I think that the most important thing that I have learned as an education major is how to color inside the lines. I make all sorts of crafts for my little in my fraternity and my students have learned so much about literacy and history from the coloring books that we use every day!
Yeah, yeah, yeah, so what we don’t color…all we do is write lesson plans. What a piece of cake. Come up with a lesson and write it down and you’re done. Crap! I almost forgot there needs to be one for each subject…oh and they have to cover six hours each day. Easy enough! Ah, silly me, I forgot each student has different learning needs and I need to consider that, oh and sometimes I need to work with IEP’s for students with exceptional abilities and all of that has to be within the state standards. Easy? Give me a break.
Okay, that’s enough sarcasm. Every occupation gets paid for the importance of their work. Doctors get paid six figures because they save people’s lives, lawyers get paid six figures because they protect the citizens of this country. Teachers on average make $45,000 for nurturing the minds of the future doctors and lawyers. But, money isn’t everything and I can almost guarantee that every single education major out there is not in it for the money. But, since we pay other occupations based on what they are doing let’s break the salary of a teacher down:
Let’s pay all the teachers minimum wage. Since some think teachers are “just babysitters” let's pay them like that. In Chicago, babysitters have to be paid five dollars an hour. So five dollars an hour, per student, since each parent would have to pay for their child would be 125 dollars in a 25 student classroom. Add in a seven-hour day is 875 dollars per day. Since teachers get summers off and breaks there are only 180 school days. So 875 dollars a day times 180 school days…well, it looks like teachers should be make 157,500 dollars a year.
One of the beautiful things about education is that every person in the country has gone through the education system. That one thing, being school, connects us all: whether you went to a private boarding school to a low-income public school, we all went to school for some duration of our lives.
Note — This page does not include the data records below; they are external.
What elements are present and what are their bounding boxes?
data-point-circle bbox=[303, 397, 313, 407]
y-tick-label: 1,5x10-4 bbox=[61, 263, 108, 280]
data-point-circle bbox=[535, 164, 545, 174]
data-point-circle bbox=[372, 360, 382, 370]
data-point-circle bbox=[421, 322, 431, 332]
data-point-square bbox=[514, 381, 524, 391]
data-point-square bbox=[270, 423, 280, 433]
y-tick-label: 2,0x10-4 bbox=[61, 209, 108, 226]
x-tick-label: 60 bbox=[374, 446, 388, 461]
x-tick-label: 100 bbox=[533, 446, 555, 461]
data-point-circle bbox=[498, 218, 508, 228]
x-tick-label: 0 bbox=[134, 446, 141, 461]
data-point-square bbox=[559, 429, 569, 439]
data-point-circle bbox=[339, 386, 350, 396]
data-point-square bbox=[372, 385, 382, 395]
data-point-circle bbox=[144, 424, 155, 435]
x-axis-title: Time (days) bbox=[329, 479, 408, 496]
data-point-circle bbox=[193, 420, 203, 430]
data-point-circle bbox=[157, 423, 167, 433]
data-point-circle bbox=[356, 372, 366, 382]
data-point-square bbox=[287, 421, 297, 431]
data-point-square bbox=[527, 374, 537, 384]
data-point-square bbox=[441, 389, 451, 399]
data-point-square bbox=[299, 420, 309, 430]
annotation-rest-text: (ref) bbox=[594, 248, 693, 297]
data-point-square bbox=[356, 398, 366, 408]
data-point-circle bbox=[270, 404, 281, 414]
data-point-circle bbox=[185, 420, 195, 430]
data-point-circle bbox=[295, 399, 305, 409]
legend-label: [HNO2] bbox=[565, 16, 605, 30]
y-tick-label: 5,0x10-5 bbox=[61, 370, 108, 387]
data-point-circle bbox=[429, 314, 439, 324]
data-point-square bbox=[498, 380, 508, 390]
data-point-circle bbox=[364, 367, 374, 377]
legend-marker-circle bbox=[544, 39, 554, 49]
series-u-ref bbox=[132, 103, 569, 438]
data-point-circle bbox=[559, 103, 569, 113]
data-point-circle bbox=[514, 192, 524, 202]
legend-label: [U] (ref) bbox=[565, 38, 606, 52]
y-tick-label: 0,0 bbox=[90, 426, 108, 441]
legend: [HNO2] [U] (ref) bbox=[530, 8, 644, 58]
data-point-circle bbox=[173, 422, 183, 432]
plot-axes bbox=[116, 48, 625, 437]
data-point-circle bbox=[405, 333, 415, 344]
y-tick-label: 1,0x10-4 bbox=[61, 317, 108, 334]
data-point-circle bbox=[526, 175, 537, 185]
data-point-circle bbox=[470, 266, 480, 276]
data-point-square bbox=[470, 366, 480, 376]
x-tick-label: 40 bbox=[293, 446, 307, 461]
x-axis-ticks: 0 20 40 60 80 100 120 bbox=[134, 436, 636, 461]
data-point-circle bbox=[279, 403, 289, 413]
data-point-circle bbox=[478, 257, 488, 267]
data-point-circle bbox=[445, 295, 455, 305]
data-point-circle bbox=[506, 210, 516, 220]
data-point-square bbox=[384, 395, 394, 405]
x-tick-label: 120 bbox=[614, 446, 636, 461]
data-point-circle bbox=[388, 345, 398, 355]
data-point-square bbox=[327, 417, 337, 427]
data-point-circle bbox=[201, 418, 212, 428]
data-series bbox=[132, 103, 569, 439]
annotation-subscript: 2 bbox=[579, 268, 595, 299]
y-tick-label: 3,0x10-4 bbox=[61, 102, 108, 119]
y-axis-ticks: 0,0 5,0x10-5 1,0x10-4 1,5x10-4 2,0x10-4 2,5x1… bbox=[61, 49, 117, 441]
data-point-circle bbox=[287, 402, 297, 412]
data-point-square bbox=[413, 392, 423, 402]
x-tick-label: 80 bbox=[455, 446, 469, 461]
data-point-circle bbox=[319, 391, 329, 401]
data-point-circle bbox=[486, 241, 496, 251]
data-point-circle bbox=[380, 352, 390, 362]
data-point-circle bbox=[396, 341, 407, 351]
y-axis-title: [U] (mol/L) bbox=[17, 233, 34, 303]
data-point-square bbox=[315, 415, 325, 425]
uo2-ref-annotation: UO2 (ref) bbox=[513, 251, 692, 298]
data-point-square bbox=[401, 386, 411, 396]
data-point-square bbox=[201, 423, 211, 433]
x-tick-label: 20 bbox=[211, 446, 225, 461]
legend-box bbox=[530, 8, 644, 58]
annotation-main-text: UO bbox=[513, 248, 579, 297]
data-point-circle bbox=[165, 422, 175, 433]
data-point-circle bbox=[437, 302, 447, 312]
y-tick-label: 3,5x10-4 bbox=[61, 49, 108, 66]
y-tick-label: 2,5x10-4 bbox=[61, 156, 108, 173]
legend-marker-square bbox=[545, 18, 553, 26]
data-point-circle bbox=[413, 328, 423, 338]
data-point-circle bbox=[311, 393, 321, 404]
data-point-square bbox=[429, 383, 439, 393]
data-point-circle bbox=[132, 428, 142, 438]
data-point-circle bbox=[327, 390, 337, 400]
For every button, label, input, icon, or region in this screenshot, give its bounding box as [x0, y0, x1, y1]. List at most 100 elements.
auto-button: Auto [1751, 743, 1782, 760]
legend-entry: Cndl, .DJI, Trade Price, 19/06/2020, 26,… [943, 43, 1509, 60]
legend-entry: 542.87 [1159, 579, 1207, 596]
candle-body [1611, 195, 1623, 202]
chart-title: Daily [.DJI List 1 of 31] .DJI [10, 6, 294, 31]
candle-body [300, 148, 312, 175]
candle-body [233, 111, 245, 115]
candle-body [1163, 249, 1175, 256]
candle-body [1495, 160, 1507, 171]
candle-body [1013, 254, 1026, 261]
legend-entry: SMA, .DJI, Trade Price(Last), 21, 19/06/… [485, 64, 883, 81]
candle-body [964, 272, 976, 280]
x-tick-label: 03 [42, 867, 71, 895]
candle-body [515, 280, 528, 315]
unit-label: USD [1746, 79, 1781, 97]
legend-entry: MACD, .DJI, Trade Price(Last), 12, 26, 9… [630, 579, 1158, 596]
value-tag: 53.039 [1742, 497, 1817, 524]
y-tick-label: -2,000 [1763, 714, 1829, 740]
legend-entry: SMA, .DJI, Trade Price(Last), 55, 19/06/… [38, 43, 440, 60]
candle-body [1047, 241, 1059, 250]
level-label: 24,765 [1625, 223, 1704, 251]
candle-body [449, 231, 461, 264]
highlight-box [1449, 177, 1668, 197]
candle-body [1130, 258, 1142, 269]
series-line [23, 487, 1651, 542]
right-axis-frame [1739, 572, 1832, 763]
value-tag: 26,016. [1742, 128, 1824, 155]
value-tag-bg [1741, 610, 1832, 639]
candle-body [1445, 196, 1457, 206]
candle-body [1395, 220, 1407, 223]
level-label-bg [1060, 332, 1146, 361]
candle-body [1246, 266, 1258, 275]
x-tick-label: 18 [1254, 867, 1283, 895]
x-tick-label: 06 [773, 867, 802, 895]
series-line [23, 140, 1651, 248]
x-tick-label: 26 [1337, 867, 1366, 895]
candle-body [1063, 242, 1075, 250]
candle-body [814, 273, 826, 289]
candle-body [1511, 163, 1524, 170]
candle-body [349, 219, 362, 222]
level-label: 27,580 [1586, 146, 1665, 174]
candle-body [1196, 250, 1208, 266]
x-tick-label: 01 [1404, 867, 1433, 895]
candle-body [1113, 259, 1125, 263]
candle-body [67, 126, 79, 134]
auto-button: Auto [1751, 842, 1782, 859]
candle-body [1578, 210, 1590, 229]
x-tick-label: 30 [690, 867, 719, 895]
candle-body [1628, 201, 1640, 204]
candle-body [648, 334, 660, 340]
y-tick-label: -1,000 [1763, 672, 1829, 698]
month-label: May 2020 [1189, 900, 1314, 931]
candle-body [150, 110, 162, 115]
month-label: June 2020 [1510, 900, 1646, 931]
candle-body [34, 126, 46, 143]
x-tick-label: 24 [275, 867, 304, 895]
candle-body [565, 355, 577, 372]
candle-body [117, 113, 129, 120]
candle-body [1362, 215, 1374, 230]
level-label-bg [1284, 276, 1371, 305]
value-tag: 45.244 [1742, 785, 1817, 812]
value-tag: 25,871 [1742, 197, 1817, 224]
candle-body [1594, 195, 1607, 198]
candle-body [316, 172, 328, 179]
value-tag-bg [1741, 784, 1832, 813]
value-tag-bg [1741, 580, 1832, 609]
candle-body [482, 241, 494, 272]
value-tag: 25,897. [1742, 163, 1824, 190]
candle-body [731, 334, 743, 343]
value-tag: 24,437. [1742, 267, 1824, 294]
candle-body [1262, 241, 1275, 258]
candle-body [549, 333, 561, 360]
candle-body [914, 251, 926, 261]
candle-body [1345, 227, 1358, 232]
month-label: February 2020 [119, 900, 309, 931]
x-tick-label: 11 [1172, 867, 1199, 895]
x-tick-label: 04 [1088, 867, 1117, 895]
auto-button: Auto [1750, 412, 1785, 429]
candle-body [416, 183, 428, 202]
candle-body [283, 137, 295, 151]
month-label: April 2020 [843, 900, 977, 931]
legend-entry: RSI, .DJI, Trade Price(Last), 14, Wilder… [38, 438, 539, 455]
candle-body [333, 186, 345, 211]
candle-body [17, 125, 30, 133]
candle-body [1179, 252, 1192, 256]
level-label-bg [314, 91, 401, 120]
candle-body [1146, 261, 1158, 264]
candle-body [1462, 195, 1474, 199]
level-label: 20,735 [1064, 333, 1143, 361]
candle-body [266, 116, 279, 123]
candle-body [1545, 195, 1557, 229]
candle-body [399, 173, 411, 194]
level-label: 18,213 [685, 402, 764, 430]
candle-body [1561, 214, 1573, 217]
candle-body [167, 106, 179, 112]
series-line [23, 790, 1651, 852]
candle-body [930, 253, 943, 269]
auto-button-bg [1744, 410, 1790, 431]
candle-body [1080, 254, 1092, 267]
We all experienced it, but that in no way means we can all lead it like a lot of people believe. Just because you went through school:
A: doesn’t mean you can do it from the other side as a teacher and
B: you may or may not have learned in the best manner and you can probably only teach the way you were taught.
So I might be a bitter education major who is slightly tired of being told that it is a very easy major with not a lot of work. But, every teacher you’ve had has played a role in who you are today. Even the professors who are still teaching you every weekday are teachers. So next time you think of telling someone that education is a really easy major, think about how influential teachers are and how important it is that future teachers get the right training because the future of America is going to be taught by us.